Je tiens à rappeler que le premier objectif du comité de coordination tripartite était d’identifier les voies et moyens pour améliorer la compétitivité de l’économie luxembourgeoise. Dans le contexte de ces discussions, les partenaires sociaux et le gouvernement ont trouvé un consensus pour instaurer le statut unique entre ouvriers et employés privés tout en ne touchant pas au statut du fonctionnaire. Cette harmonisation partielle s’inscrit dans la modernisation de l’organisation du travail et, compte tenu du contexte, le Comité de coordination tripartite a conclu qu’une telle réforme sociale ne devrait pas entraîner de surcoût pour l’économie. Or, un tel surcoût serait inéluctable si, à la suite du changement de statut et à l’obligation pour les entreprises de continuer à payer jusqu’à treize semaines le salaire d’un ex-ouvrier absent pour maladie, la réduction du taux de cotisation qui en est la contrepartie se traduirait par l’augmentation du salaire net de l’ouvrier, au lieu de diminuer le coût salarial pour l’employeur. La seconde variable est de donner aux entreprises les moyens d’agir efficacement contre les abus en matière d’absence maladie. Dans ce domaine, le Luxembourg peut mieux faire, puisque notre taux d’absentéisme pour maladie est élevé dans la comparaisoninternationale. Réduire l’absentéisme suite à l’introduction du statut unique serait donc manifestement une bonne chose.

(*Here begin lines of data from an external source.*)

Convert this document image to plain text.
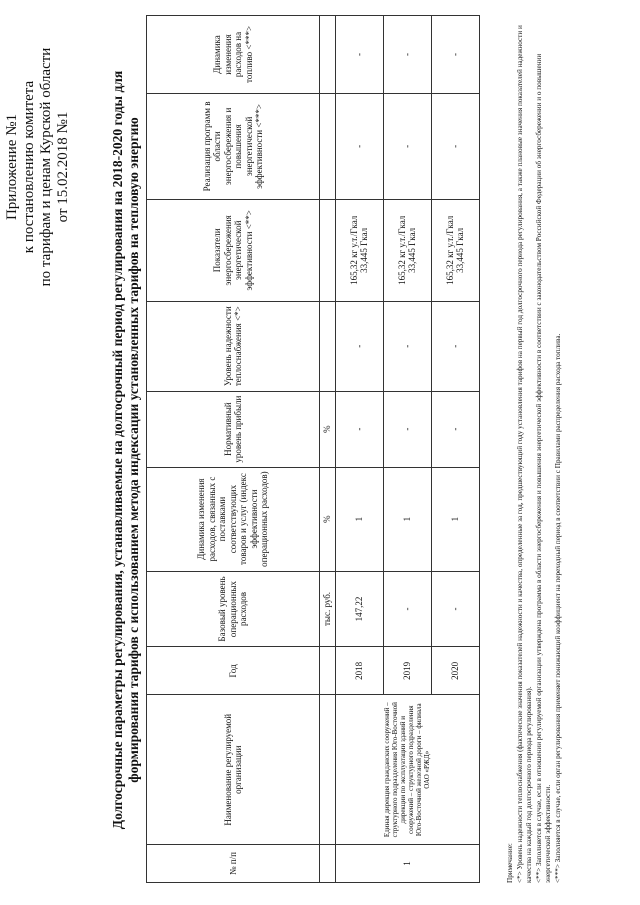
Приложение №1 к постановлению комитета по тарифам и ценам Курской области от 15.02.2018 №1	Долгосрочные параметры регулирования, устанавливаемые на долгосрочный период регулирования на 2018-2020 годы для формирования тарифов с использованием метода индексации установленных тарифов на тепловую энергию
№ п/п	Наименование регулируемой организации	Год	Базовый уровень операционных расходов	Динамика изменения расходов, связанных с поставками соответствующих товаров и услуг (индекс эффективности операционных расходов)	Нормативный уровень прибыли	Уровень надежности теплоснабжения <*>	Показатели энергосбережения энергетической эффективности <**>	Реализация программ в области энергосбережения и повышения энергетической эффективности <***>	Динамика изменения расходов на топливо <***>
			тыс. руб.	%	%				
1	Единая дирекция гражданских сооружений – структурного подразделения Юго-Восточной дирекции по эксплуатации зданий и сооружений – структурного подразделения Юго-Восточной железной дороги – филиала ОАО «РЖД»	2018	147,22	1	-	-	165,32 кг у.т./Гкал 33,445 Гкал	-	-
		2019	-	1	-	-	165,32 кг у.т./Гкал 33,445 Гкал	-	-
		2020	-	1	-	-	165,32 кг у.т./Гкал 33,445 Гкал	-	-
Примечание: <*> Уровень надежности теплоснабжения (фактические значения показателей надежности и качества, определенные за год, предшествующий году установления тарифов на первый год долгосрочного периода регулирования, а также плановые значения показателей надежности и качества на каждый год долгосрочного периода регулирования). <**> Заполняется в случае, если в отношении регулируемой организации утверждена программа в области энергосбережения и повышения энергетической эффективности в соответствии с законодательством Российской Федерации об энергосбережении и о повышении энергетической эффективности. <***> Заполняется в случае, если орган регулирования применяет понижающий коэффициент на переходный период в соответствии с Правилами распределения расхода топлива.
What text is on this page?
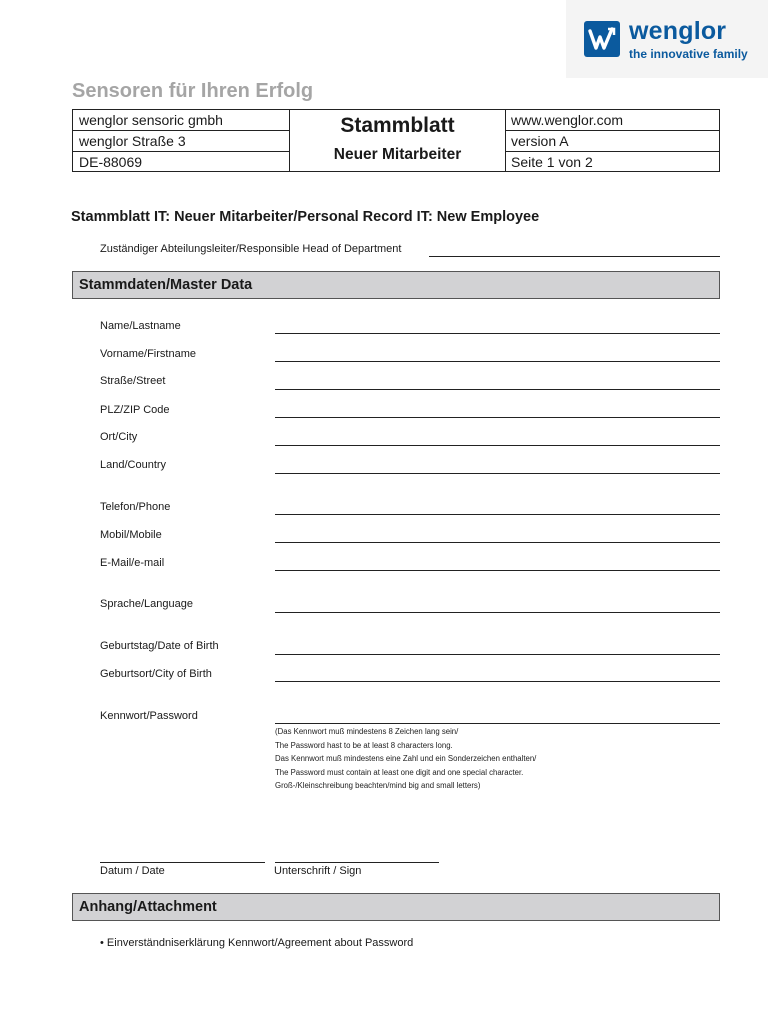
wenglor
the innovative family
Sensoren für Ihren Erfolg
wenglor sensoric gmbh
wenglor Straße 3
DE-88069
Stammblatt
Neuer Mitarbeiter
www.wenglor.com
version A
Seite 1 von 2
Stammblatt IT: Neuer Mitarbeiter/Personal Record IT: New Employee
Zuständiger Abteilungsleiter/Responsible Head of Department
Stammdaten/Master Data
Name/Lastname
Vorname/Firstname
Straße/Street
PLZ/ZIP Code
Ort/City
Land/Country
Telefon/Phone
Mobil/Mobile
E-Mail/e-mail
Sprache/Language
Geburtstag/Date of Birth
Geburtsort/City of Birth
Kennwort/Password
(Das Kennwort muß mindestens 8 Zeichen lang sein/
The Password hast to be at least 8 characters long.
Das Kennwort muß mindestens eine Zahl und ein Sonderzeichen enthalten/
The Password must contain at least one digit and one special character.
Groß-/Kleinschreibung beachten/mind big and small letters)
Datum / Date	Unterschrift / Sign
Anhang/Attachment
• Einverständniserklärung Kennwort/Agreement about Password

Dans la prise de position de l’UEL sur la mise en oeuvre du processus de Lisbonne, il y a un mois à la Chambre des députés, vous plaidiez entre autres pour une réforme du droit du travail, qui devrait s’ouvrir sur des statuts de flexibilité. Dans quel sens ?

Le Luxembourg a, d’une part, un système social généreux, qui protège ceux qui n’ont pas trouvé de place sur le marché de l’emploi et de l’autre, un droit du travail rigide, qui comporte une protection forte du travailleur et contribue au manque de flexibilité du marché du travail. Nous estimons dès lors qu’il nous faudrait une plus grande flexibilitédans notre droit du travail, ce qui encouragerait la mobilité tout en garantissant une protection sociale à un niveau élevé.

1 Quelques exemples des restrictions budgétaires proposées : en culture, l’animation socioculturelle, le CCRN, la Philharmonie, la Rockhal, le Mudam et le CNA recevraient chacun 200 000 euros de dotation de moins, le Fonds pour les monuments historiques serait amputé de la moitié de son budget, soit 5 millions ; dans le militaire : l’échelonnement des acquisitions d’équipement militaire permettrait une économie de 23 millions en 2007, la réduction de la contribution du Luxembourgaux missions de prévention et de gestion de crises serait réduit d’un million d’euros.